What is a Stablecoin?
What is the purpose of a stablecoin?
Volatile cryptocurrencies such as Bitcoin and Ether make it difficult for participants in an economy to exchange goods or services due to their large fluctuations in value. Stablecoins make it easy for people in DeFi to gain exposure to a stable medium of exchange and transact with a low volatility asset.
Stablecoins allow anyone to send US Dollars instantly around the globe using a censorship-resistant blockchain rather than that traditional banking infrastructure.
Different types of stablecoins
Most stablecoins are pegged to the US Dollar, but the way that each stablecoin achieves its peg can differ. Different stablecoin options allow for users to have diversity in custodians as well as stability mechanisms so they can use a stablecoin that best suits their preferences.
The value of fiat-backed stablecoins is from being backed by US Dollars held in a bank account. For each dollar held, a token is minted onto a blockchain such as Ethereum. Effectively, fiat-backed stablecoins are direct ports of US dollars onto the blockchain with a custodian in the middle.

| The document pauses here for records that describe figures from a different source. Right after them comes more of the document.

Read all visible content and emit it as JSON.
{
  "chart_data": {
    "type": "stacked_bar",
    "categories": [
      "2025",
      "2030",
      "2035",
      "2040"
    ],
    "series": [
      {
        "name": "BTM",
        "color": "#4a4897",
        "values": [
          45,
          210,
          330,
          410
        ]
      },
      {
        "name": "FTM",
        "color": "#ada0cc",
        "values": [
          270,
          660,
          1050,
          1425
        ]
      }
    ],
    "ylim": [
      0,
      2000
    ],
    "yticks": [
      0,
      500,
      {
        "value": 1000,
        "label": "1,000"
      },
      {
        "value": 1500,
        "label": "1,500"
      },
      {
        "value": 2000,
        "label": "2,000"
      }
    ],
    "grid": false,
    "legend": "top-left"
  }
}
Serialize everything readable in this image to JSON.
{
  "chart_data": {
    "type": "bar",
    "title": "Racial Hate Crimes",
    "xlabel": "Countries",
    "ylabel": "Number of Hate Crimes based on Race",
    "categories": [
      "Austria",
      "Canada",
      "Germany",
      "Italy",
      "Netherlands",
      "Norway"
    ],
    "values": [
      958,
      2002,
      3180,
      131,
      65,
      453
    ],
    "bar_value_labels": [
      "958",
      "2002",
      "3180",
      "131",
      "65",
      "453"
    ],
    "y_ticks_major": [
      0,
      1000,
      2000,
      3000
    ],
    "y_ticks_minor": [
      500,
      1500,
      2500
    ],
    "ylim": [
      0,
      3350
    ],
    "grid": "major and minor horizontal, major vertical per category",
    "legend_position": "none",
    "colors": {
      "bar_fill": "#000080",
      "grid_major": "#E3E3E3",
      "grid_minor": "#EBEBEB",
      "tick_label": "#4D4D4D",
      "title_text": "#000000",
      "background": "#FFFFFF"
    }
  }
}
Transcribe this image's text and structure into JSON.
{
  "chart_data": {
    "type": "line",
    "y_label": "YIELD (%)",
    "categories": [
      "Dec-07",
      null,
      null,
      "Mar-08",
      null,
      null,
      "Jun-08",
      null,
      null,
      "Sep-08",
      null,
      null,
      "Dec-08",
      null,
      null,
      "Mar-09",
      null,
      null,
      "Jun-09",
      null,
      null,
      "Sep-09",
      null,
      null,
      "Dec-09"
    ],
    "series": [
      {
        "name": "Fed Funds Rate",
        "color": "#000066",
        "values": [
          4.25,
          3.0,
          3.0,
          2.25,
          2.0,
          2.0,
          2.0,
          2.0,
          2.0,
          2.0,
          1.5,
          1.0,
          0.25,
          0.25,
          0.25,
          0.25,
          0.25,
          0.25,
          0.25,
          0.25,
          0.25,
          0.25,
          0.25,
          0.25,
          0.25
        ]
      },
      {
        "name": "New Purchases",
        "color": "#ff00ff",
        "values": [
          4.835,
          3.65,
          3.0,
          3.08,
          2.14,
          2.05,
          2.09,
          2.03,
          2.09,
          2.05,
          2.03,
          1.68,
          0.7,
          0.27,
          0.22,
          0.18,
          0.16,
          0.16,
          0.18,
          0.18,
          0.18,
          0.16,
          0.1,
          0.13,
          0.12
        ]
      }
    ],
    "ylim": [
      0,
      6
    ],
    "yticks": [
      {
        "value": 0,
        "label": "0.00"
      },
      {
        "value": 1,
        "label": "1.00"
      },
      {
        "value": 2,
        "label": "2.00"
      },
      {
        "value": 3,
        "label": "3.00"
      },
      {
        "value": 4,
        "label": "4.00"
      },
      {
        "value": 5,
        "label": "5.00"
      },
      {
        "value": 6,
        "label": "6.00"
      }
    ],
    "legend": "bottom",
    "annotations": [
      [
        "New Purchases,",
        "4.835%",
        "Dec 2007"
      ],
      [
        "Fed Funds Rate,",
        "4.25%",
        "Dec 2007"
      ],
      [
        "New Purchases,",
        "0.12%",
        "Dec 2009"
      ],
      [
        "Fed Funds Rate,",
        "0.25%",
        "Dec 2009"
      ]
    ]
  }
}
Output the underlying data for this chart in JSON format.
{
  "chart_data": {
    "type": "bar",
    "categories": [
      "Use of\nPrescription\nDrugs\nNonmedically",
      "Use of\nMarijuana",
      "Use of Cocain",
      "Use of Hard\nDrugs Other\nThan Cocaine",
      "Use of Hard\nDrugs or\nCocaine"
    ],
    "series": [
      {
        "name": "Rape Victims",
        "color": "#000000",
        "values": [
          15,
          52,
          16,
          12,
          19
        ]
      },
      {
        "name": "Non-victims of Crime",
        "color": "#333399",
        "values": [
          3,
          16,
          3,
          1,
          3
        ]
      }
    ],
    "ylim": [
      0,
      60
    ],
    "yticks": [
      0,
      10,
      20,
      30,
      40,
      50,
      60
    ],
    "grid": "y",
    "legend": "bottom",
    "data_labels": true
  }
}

Some stablecoins are backed by a collection of different assets and derive stability from the fact that the collateral backing them in an auditable smart contract is worth more than the current circulating supply. For example, MakerDAO allows users to mint a stablecoin called DAI, which retains its peg to the US dollar by being backed by several different crypto assets locked up in a smart contract.
More than just USD
DeFi has even begun to offer stablecoins pegged to the most popular global fiat currencies in the form of tokens on Ethereum. Aside from its very popular synthetic USD (sUSD) stablecoin, a protocol for creating derivatives named Synthetix already offers these forex stablecoins.